High-efficient ultraviolet (UV) photocathode using optimum radial shaped AlxGa1-xN nanostructure with assisted external electric field

Abstract

Abstract In this paper, we study the influence of the distribution of Al composition, the built-in electric field and the height of the sublayer on the optical and electrical response of the gradient Al composition AlxGa1-xN photocathode. The results show that the electrical response of these nanoarrays mainly depends on the technical parameters such as the structure spacing, incident light angle and distribution of Al composition. In this work, using the spicer three-step emission theoretical model, we systematically analyzed the quantum efficiency and collection efficiency of gradient Al composition AlxGa1-xN nanostructure with different Al composition distributions. Surprisingly, when the photon energy is 4.4eV~6eV and the Al composition is 0 and 0.635, AlxGa1-xN nanostructures with sublayer heights of 300 nm and 200 nm reach optimized quantum efficiency.

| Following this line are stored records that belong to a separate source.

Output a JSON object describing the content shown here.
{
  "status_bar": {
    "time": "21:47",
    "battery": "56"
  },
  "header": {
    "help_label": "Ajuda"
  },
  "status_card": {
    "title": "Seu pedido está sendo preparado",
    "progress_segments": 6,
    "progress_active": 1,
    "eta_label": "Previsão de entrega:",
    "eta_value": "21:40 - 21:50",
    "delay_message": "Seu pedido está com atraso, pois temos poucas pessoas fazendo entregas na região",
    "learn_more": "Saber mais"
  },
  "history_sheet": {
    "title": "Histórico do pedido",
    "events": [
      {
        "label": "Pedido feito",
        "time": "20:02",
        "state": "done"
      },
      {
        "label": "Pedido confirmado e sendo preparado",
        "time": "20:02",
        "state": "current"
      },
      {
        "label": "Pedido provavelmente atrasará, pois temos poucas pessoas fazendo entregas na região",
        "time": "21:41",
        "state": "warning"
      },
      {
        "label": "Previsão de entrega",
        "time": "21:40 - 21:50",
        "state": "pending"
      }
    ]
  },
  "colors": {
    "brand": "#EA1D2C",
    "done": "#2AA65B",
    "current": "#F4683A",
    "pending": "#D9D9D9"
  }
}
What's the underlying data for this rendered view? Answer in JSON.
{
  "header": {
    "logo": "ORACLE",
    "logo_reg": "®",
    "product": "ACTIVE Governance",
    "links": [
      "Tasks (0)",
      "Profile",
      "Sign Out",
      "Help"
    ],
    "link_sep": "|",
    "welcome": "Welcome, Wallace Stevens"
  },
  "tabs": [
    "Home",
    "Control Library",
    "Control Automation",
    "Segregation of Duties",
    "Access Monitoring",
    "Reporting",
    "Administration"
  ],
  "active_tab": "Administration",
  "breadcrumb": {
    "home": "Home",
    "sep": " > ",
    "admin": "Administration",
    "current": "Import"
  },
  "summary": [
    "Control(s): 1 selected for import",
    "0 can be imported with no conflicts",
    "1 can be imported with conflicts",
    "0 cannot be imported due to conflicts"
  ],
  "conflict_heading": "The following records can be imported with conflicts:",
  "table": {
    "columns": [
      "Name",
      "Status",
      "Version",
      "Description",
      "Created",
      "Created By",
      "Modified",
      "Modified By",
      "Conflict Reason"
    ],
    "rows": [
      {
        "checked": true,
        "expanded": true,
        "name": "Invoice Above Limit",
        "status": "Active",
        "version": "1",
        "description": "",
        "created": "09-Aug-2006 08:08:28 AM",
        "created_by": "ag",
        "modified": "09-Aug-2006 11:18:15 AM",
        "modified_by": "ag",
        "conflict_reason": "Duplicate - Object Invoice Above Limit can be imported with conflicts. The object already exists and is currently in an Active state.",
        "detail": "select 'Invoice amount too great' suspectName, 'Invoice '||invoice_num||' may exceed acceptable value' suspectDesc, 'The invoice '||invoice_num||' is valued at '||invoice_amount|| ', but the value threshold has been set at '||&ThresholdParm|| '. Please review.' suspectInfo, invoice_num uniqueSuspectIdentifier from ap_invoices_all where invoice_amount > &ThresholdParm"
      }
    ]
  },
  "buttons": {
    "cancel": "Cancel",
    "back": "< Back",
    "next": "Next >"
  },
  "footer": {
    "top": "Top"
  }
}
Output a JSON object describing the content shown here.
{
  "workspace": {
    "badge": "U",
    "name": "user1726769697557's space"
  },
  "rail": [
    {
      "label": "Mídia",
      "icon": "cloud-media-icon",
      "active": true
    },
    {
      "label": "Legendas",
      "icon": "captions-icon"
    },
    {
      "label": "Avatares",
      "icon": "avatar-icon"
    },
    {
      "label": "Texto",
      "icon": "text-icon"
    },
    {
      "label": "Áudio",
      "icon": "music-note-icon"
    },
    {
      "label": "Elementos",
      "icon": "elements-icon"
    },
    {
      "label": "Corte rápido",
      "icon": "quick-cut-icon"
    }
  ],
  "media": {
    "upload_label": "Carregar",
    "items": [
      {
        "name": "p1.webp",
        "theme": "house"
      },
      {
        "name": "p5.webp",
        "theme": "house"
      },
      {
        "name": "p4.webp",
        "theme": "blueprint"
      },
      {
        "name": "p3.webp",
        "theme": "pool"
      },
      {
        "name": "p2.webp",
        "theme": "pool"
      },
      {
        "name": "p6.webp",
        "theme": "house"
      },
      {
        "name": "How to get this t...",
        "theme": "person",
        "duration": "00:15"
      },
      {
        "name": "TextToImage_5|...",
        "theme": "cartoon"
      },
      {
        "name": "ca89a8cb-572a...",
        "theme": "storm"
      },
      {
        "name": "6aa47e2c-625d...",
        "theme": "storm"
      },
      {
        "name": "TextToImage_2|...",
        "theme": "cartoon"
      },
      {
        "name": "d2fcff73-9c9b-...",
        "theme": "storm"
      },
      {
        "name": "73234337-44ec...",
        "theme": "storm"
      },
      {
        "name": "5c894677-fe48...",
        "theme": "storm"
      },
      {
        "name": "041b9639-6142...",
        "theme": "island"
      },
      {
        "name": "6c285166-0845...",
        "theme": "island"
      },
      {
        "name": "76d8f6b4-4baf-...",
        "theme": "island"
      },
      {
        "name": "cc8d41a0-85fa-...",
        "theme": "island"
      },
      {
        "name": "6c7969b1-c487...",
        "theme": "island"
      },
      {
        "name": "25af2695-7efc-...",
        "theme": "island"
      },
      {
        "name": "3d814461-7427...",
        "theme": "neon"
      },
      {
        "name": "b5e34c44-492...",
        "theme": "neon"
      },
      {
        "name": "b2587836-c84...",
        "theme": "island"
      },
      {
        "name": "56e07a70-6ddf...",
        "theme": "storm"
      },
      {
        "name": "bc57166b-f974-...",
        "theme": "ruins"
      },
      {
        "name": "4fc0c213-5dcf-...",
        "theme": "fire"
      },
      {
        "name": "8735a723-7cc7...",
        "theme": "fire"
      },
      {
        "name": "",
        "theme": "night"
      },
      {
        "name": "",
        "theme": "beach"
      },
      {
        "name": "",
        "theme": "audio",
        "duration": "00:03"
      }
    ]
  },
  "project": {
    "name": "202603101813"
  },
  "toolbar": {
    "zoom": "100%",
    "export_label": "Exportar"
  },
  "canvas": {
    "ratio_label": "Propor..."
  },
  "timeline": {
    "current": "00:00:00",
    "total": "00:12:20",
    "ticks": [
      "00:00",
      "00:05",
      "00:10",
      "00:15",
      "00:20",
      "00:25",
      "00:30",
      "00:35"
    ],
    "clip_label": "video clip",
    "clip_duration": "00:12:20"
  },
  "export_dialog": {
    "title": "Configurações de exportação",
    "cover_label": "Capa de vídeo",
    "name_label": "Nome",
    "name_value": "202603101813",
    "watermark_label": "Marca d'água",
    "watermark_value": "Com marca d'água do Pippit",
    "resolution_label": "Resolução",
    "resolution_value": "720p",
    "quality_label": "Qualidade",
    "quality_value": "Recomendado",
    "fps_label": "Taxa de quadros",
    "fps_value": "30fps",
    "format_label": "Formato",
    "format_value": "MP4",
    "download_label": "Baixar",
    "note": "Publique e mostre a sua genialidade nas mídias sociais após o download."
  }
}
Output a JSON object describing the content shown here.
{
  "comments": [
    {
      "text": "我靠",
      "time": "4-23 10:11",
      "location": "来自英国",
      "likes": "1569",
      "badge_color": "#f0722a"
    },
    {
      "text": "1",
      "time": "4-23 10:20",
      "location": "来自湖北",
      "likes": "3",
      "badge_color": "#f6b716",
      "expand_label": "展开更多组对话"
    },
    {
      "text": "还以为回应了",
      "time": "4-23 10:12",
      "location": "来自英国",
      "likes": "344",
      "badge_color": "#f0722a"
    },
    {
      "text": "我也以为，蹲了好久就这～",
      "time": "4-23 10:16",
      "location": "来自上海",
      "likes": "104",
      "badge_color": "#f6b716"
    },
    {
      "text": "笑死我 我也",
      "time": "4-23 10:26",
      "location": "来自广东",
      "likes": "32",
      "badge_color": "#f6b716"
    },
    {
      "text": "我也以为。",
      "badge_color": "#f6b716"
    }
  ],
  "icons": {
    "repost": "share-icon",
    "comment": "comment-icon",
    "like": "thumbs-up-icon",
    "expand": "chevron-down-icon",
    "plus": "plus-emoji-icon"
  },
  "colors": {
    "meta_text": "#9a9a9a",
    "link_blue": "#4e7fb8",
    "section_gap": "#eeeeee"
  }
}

Taking into account the diffusion movement of the emitted electrons and the re-absorption effect of the sub-wavelength surface, we introduced the assisted external electric field to improve the collection efficiency of the photocathode. When the external electric field is 2.5 V/μm, the spacing is 300 nm and the incident angle is 30°, the variable Al composition nanostructure can achieve an electron collection efficiency of nearly 31.13%. The research methods and results in this paper provide an optimized solution with reference value for the next generation of high-performance UV photodetectors using gradient Al composition AlxGa1-xN nanostructures to improve photoelectric properties of the photocathode.